The problem I was having was sometimes I wasn't getting credit for color requests. An NPC would request "red tones" and I would use a red item and get no credit! I was frustrated. So I datamined the game. I used Yuzu to dump the RomFS of the game, then Assetripper to go through various Unity (the game engine) bundles. The most interesting bundles are creativeearth, judgment2, en_us, and lookat. A lot of the numbers are in hex numbers which I'm luckily very familiar with from modding petz.
Through this process I have access to a bunch of data, but not the actual code of the game. So for example I don't know how the color judgement system for Lookits executes, but I have a list of some data it uses.
What's important to know is that online NPCs and regular NPCs used DIFFERENT SYSTEMS for color.
Regular NPCs use a system that includes "red tones", "neon colors," etc. I don't know how those are detected, but due to the datamine I do have a list of some colors that qualify. It's likely the code tries to detect how close a color you use is to these colors. I put these on the Fashion Dreamer Wiki on a page called colors under "color lists".
For online lookits there is a different system and it is defined by hue, saturation, and lightness ranges, which I also put in the Wiki under "Color ranges".
The palette system is also very different and has its own colors and such, which may or may not fit in with the categories defined by the other systems! You may, like me, have tried to use a "vivid" palette for vivid requests and failed.

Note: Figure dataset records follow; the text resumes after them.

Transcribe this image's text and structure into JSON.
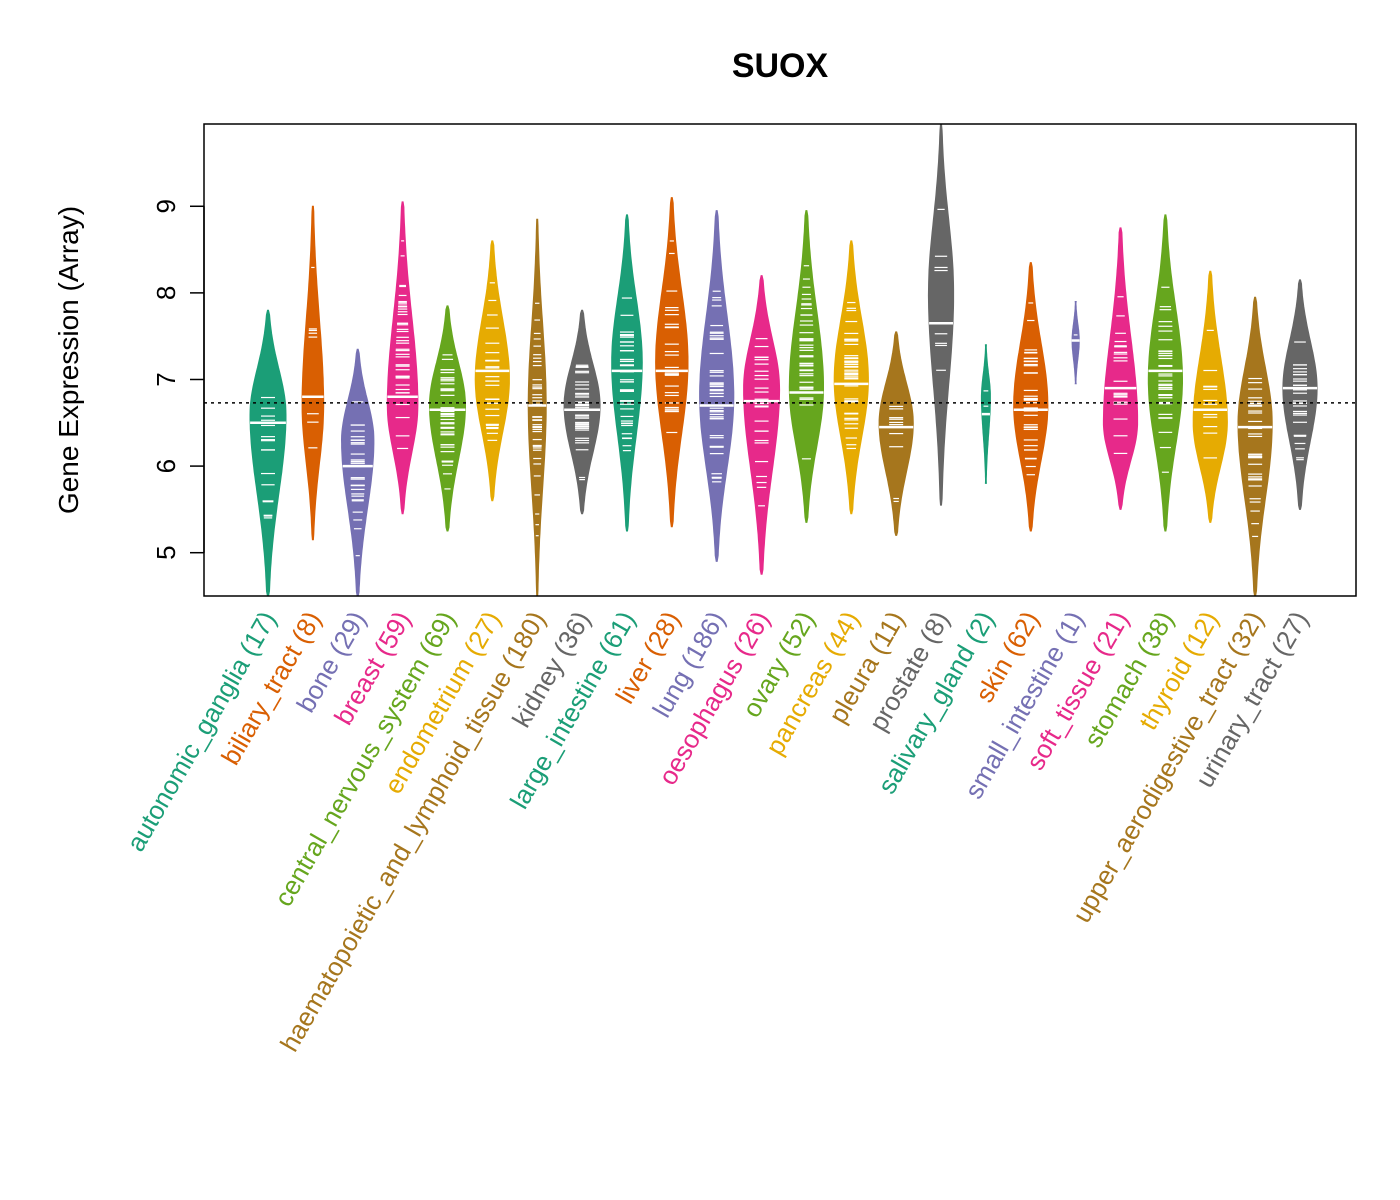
{
  "chart_data": {
    "type": "violin",
    "title": "SUOX",
    "ylabel": "Gene Expression (Array)",
    "xlabel": "",
    "ylim": [
      4.5,
      9.95
    ],
    "yticks": [
      5,
      6,
      7,
      8,
      9
    ],
    "reference_line": 6.73,
    "grid": false,
    "categories": [
      {
        "name": "autonomic_ganglia",
        "count": "(17)",
        "color": "#1B9E77",
        "median": 6.5,
        "min": 4.5,
        "max": 7.8,
        "peak": 6.6,
        "width": 1.0
      },
      {
        "name": "biliary_tract",
        "count": "(8)",
        "color": "#D95F02",
        "median": 6.8,
        "min": 5.15,
        "max": 9.0,
        "peak": 6.7,
        "width": 0.6
      },
      {
        "name": "bone",
        "count": "(29)",
        "color": "#7570B3",
        "median": 6.0,
        "min": 4.5,
        "max": 7.35,
        "peak": 6.3,
        "width": 0.9
      },
      {
        "name": "breast",
        "count": "(59)",
        "color": "#E7298A",
        "median": 6.8,
        "min": 5.45,
        "max": 9.05,
        "peak": 6.7,
        "width": 0.85
      },
      {
        "name": "central_nervous_system",
        "count": "(69)",
        "color": "#66A61E",
        "median": 6.65,
        "min": 5.25,
        "max": 7.85,
        "peak": 6.7,
        "width": 1.0
      },
      {
        "name": "endometrium",
        "count": "(27)",
        "color": "#E6AB02",
        "median": 7.1,
        "min": 5.6,
        "max": 8.6,
        "peak": 7.0,
        "width": 0.95
      },
      {
        "name": "haematopoietic_and_lymphoid_tissue",
        "count": "(180)",
        "color": "#A6761D",
        "median": 6.7,
        "min": 4.5,
        "max": 8.85,
        "peak": 6.7,
        "width": 0.5
      },
      {
        "name": "kidney",
        "count": "(36)",
        "color": "#666666",
        "median": 6.65,
        "min": 5.45,
        "max": 7.8,
        "peak": 6.7,
        "width": 1.0
      },
      {
        "name": "large_intestine",
        "count": "(61)",
        "color": "#1B9E77",
        "median": 7.1,
        "min": 5.25,
        "max": 8.9,
        "peak": 7.2,
        "width": 0.85
      },
      {
        "name": "liver",
        "count": "(28)",
        "color": "#D95F02",
        "median": 7.1,
        "min": 5.3,
        "max": 9.1,
        "peak": 7.2,
        "width": 0.9
      },
      {
        "name": "lung",
        "count": "(186)",
        "color": "#7570B3",
        "median": 6.7,
        "min": 4.9,
        "max": 8.95,
        "peak": 6.8,
        "width": 0.95
      },
      {
        "name": "oesophagus",
        "count": "(26)",
        "color": "#E7298A",
        "median": 6.75,
        "min": 4.75,
        "max": 8.2,
        "peak": 6.9,
        "width": 1.0
      },
      {
        "name": "ovary",
        "count": "(52)",
        "color": "#66A61E",
        "median": 6.85,
        "min": 5.35,
        "max": 8.95,
        "peak": 6.9,
        "width": 0.95
      },
      {
        "name": "pancreas",
        "count": "(44)",
        "color": "#E6AB02",
        "median": 6.95,
        "min": 5.45,
        "max": 8.6,
        "peak": 7.0,
        "width": 0.95
      },
      {
        "name": "pleura",
        "count": "(11)",
        "color": "#A6761D",
        "median": 6.45,
        "min": 5.2,
        "max": 7.55,
        "peak": 6.5,
        "width": 0.95
      },
      {
        "name": "prostate",
        "count": "(8)",
        "color": "#666666",
        "median": 7.65,
        "min": 5.55,
        "max": 9.95,
        "peak": 8.0,
        "width": 0.7
      },
      {
        "name": "salivary_gland",
        "count": "(2)",
        "color": "#1B9E77",
        "median": 6.6,
        "min": 5.8,
        "max": 7.4,
        "peak": 6.8,
        "width": 0.25
      },
      {
        "name": "skin",
        "count": "(62)",
        "color": "#D95F02",
        "median": 6.65,
        "min": 5.25,
        "max": 8.35,
        "peak": 6.7,
        "width": 0.95
      },
      {
        "name": "small_intestine",
        "count": "(1)",
        "color": "#7570B3",
        "median": 7.45,
        "min": 6.95,
        "max": 7.9,
        "peak": 7.45,
        "width": 0.2
      },
      {
        "name": "soft_tissue",
        "count": "(21)",
        "color": "#E7298A",
        "median": 6.9,
        "min": 5.5,
        "max": 8.75,
        "peak": 6.5,
        "width": 0.95
      },
      {
        "name": "stomach",
        "count": "(38)",
        "color": "#66A61E",
        "median": 7.1,
        "min": 5.25,
        "max": 8.9,
        "peak": 7.0,
        "width": 0.95
      },
      {
        "name": "thyroid",
        "count": "(12)",
        "color": "#E6AB02",
        "median": 6.65,
        "min": 5.35,
        "max": 8.25,
        "peak": 6.5,
        "width": 0.95
      },
      {
        "name": "upper_aerodigestive_tract",
        "count": "(32)",
        "color": "#A6761D",
        "median": 6.45,
        "min": 4.5,
        "max": 7.95,
        "peak": 6.5,
        "width": 0.95
      },
      {
        "name": "urinary_tract",
        "count": "(27)",
        "color": "#666666",
        "median": 6.9,
        "min": 5.5,
        "max": 8.15,
        "peak": 6.9,
        "width": 0.95
      }
    ]
  }
}
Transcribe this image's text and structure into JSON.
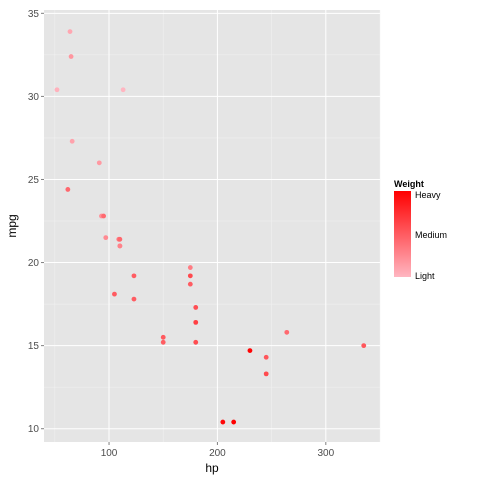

The color is calculated when you created a lookit. Since I don't know the executable code I'm not sure how it works exactly but I suspect it might consider the entire outfit for regular NPC requests like "vivid colors" so you don't want to use any other colors. I also think rendering for textures can affect it. For example I made gold metallic shoes with a golden yellow color, but when I used them in online lookits they registered as a dull green (the color you might get if you tried to use a color picker on a screenshot of the item). This is probably also why you can't filter by color since the game calculates the color during a lookit but not before? Either way, very interesting.